Brown first got to know Brooks when he was recruited to play for him at the University of Oregon.

"He's just genuine, loyal, and he believes in the people he hires," Brown said. "Look at all the people he promotes from within. He just doesn't think along color lines."

Phillips realizes that how he performs whenever he becomes UK's head coach could have an impact on the minority coaching landscape.

"You want to do well, first for yourself, and then for the program. Nobody wants to fail at this business. But in the back of your mind, you realize that if you do well, there'll be other opportunities. I think the chances will come. We've got to continue to be prepared when we get interviews, and we've got to continue to get coordinator's jobs and do well when we get those opportunities."

Phillips points to Florida defensive coordinator Charlie Strong as a perfect example of the inequity in coaching hires. Strong led solid defenses at South Carolina and is about to participate in his second national championship game with the Gators, yet he hasn't landed a head coaching job.

"He's more than ready to be a head coach. I mean the guy could be on the verge of his second national championship," Phillips said. "It's definitely frustrating when you see a guy like him not getting a chance somewhere.

Gill just signed a contract extension at Buffalo and will be there at least another year.

Brown is hoping he'll get his chance down the road. He interviewed for the Mississippi State job that ultimately went to Florida offensive coordinator Dan Mullen.

He acknowledged the difficulties that come with trying to land a head coaching job.

"One of the things you hear is that they want you to have head coaching experience, maybe you need to go to a smaller school and get that experience," Brown said. "Turner Gill went to a smaller school and did well, and he's having a hard time finding a good job. And then you look at guys like Bob Stoops, Phil Fulmer, and Tommy Tuberville, they didn't have to get head coaching experience. They were just great coaches who made the most of an opportunity.
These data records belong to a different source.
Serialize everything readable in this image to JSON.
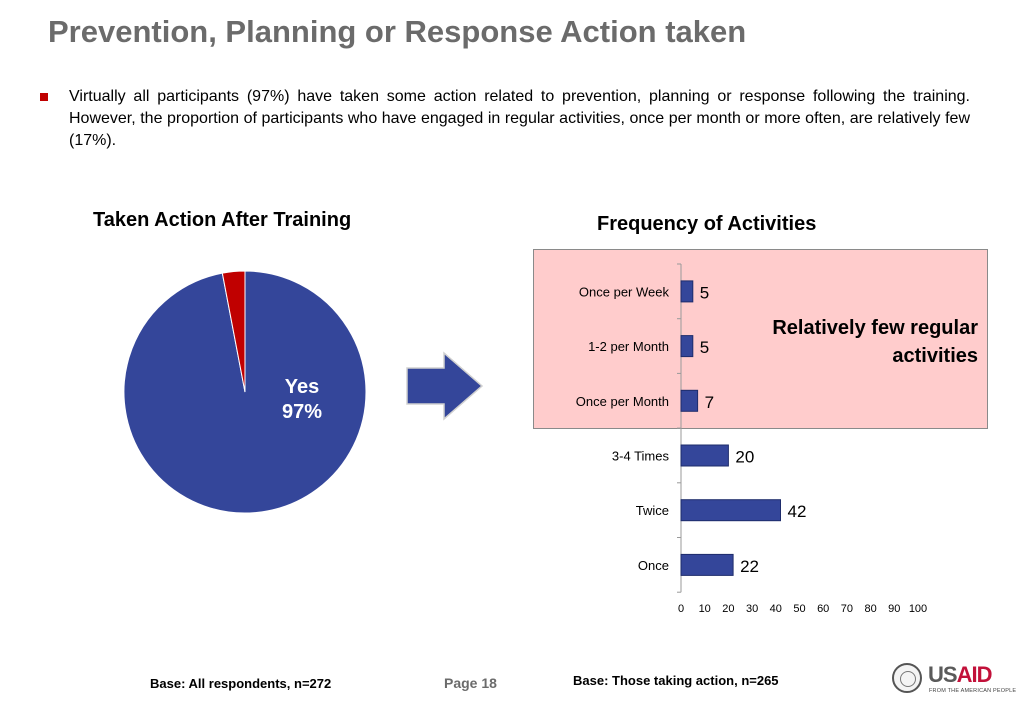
{
  "page": {
    "title": "Prevention, Planning or Response Action taken",
    "bullet": "Virtually all participants (97%) have taken some action related to prevention, planning or response following the training. However, the proportion of participants who have engaged in regular activities, once per month or more often, are relatively few (17%).",
    "callout": "Relatively few regular activities",
    "base_left": "Base: All respondents, n=272",
    "page_number": "Page 18",
    "base_right": "Base: Those taking action, n=265",
    "logo": {
      "word_us": "US",
      "word_aid": "AID",
      "tagline": "FROM THE AMERICAN PEOPLE"
    }
  },
  "colors": {
    "title_gray": "#6b6b6b",
    "bullet_red": "#c00000",
    "bar_blue": "#34469a",
    "pie_blue": "#34469a",
    "pie_red": "#c00000",
    "highlight_pink": "#ffcccc"
  },
  "chart_data": [
    {
      "type": "pie",
      "title": "Taken Action After Training",
      "slices": [
        {
          "label": "Yes",
          "value": 97,
          "display": "97%",
          "color": "#34469a"
        },
        {
          "label": "",
          "value": 3,
          "color": "#c00000"
        }
      ]
    },
    {
      "type": "bar",
      "orientation": "horizontal",
      "title": "Frequency of Activities",
      "categories": [
        "Once per Week",
        "1-2 per Month",
        "Once per Month",
        "3-4 Times",
        "Twice",
        "Once"
      ],
      "values": [
        5,
        5,
        7,
        20,
        42,
        22
      ],
      "xlim": [
        0,
        100
      ],
      "xticks": [
        0,
        10,
        20,
        30,
        40,
        50,
        60,
        70,
        80,
        90,
        100
      ],
      "highlighted_categories": [
        "Once per Week",
        "1-2 per Month",
        "Once per Month"
      ],
      "grid": false
    }
  ]
}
"It can be frustrating. There are a lot of fantastic coaches and people who can develop young men and relate to players who just aren't getting an opportunity."

Another issue with black coaches is the caliber of jobs that they receive. Of the six black FBS coaches, only one is at a BCS school (Randy Shannon at Miami).
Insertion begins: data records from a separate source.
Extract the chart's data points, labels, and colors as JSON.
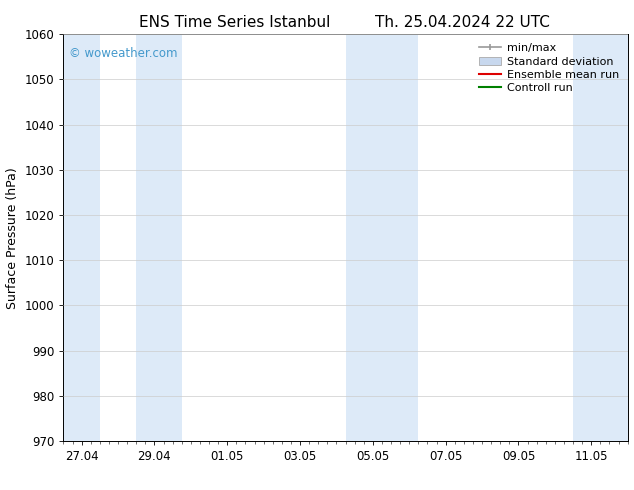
{
  "title": "ENS Time Series Istanbul",
  "title2": "Th. 25.04.2024 22 UTC",
  "ylabel": "Surface Pressure (hPa)",
  "ylim": [
    970,
    1060
  ],
  "yticks": [
    970,
    980,
    990,
    1000,
    1010,
    1020,
    1030,
    1040,
    1050,
    1060
  ],
  "xtick_labels": [
    "27.04",
    "29.04",
    "01.05",
    "03.05",
    "05.05",
    "07.05",
    "09.05",
    "11.05"
  ],
  "xtick_positions": [
    0,
    2,
    4,
    6,
    8,
    10,
    12,
    14
  ],
  "xlim": [
    -0.5,
    15.0
  ],
  "bg_color": "#ffffff",
  "plot_bg_color": "#ffffff",
  "shaded_bands": [
    {
      "x_start": -0.5,
      "x_end": 0.5,
      "color": "#ddeaf8"
    },
    {
      "x_start": 1.5,
      "x_end": 2.75,
      "color": "#ddeaf8"
    },
    {
      "x_start": 7.25,
      "x_end": 9.25,
      "color": "#ddeaf8"
    },
    {
      "x_start": 13.5,
      "x_end": 15.0,
      "color": "#ddeaf8"
    }
  ],
  "legend_entries": [
    {
      "label": "min/max",
      "color": "#999999",
      "type": "errorbar"
    },
    {
      "label": "Standard deviation",
      "color": "#c8d8ee",
      "type": "bar"
    },
    {
      "label": "Ensemble mean run",
      "color": "#dd0000",
      "type": "line"
    },
    {
      "label": "Controll run",
      "color": "#008000",
      "type": "line"
    }
  ],
  "watermark": "© woweather.com",
  "watermark_color": "#4499cc",
  "title_fontsize": 11,
  "tick_fontsize": 8.5,
  "ylabel_fontsize": 9,
  "legend_fontsize": 8
}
"Let's be honest, when a job opens, a lot of times they open because they're not very good jobs," Brown said. "And most of the jobs that first-time coaches get aren't very good. I don't think that's different for white or black coaches. It's a cyclical thing. Schools go in a certain direction, and then three or four years later they move on a try again. Every situation is a little different, but with the number of bad hires that have been made over the last 5-6 years, you would think that more people would roll the dice with qualified minority candidates."
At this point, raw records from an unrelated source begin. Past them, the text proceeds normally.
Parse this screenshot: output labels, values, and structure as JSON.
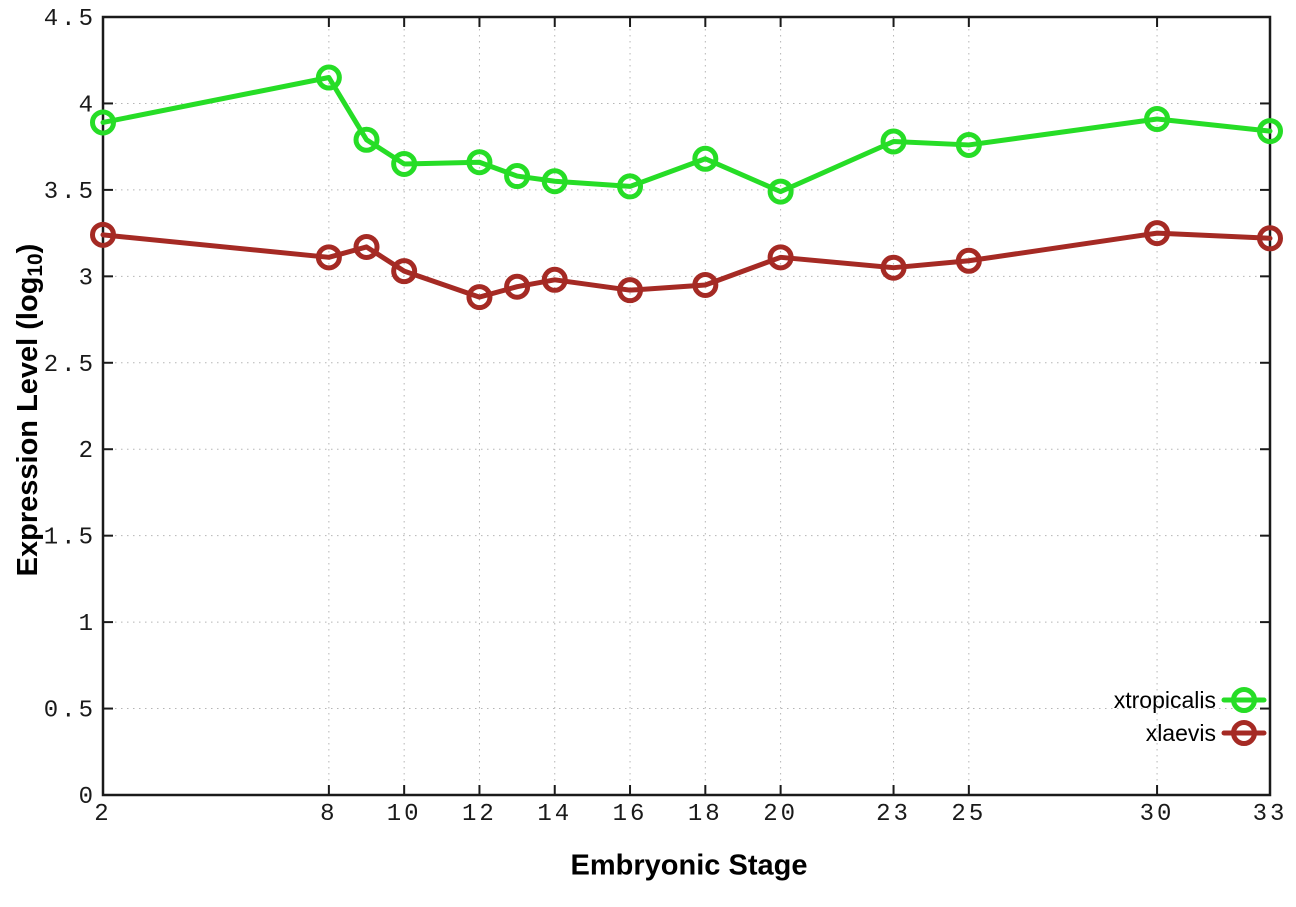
{
  "figure": {
    "xlabel": "Embryonic Stage",
    "ylabel_prefix": "Expression Level (log",
    "ylabel_sub": "10",
    "ylabel_suffix": ")"
  },
  "chart_data": {
    "type": "line",
    "title": "",
    "xlabel": "Embryonic Stage",
    "ylabel": "Expression Level (log10)",
    "x": [
      2,
      8,
      9,
      10,
      12,
      13,
      14,
      16,
      18,
      20,
      23,
      25,
      30,
      33
    ],
    "series": [
      {
        "name": "xtropicalis",
        "color": "#26dd26",
        "values": [
          3.89,
          4.15,
          3.79,
          3.65,
          3.66,
          3.58,
          3.55,
          3.52,
          3.68,
          3.49,
          3.78,
          3.76,
          3.91,
          3.84
        ]
      },
      {
        "name": "xlaevis",
        "color": "#a52a24",
        "values": [
          3.24,
          3.11,
          3.17,
          3.03,
          2.88,
          2.94,
          2.98,
          2.92,
          2.95,
          3.11,
          3.05,
          3.09,
          3.25,
          3.22
        ]
      }
    ],
    "x_ticks": [
      2,
      8,
      10,
      12,
      14,
      16,
      18,
      20,
      23,
      25,
      30,
      33
    ],
    "x_tick_labels": [
      "2",
      "8",
      "10",
      "12",
      "14",
      "16",
      "18",
      "20",
      "23",
      "25",
      "30",
      "33"
    ],
    "y_ticks": [
      0,
      0.5,
      1,
      1.5,
      2,
      2.5,
      3,
      3.5,
      4,
      4.5
    ],
    "y_tick_labels": [
      "0",
      "0.5",
      "1",
      "1.5",
      "2",
      "2.5",
      "3",
      "3.5",
      "4",
      "4.5"
    ],
    "xlim": [
      2,
      33
    ],
    "ylim": [
      0,
      4.5
    ],
    "grid": true,
    "marker": "open-circle",
    "legend_position": "bottom-right",
    "colors": {
      "background": "#ffffff",
      "axis": "#1a1a1a",
      "grid": "#b5b5b5",
      "tick_text": "#1a1a1a"
    }
  }
}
Brown said that while the landscape can get a little depressing at times, he feels that black coaches must maintain their patience.

"I don't know if you can ever totally change anything, because the bottom line is people are going to hire who they want to hire," he said. "But it's upon ourselves to continue to do the best job we can do and put it in God's hands. If you let it frustrate you too much, then you become bitter, and that really makes things difficult."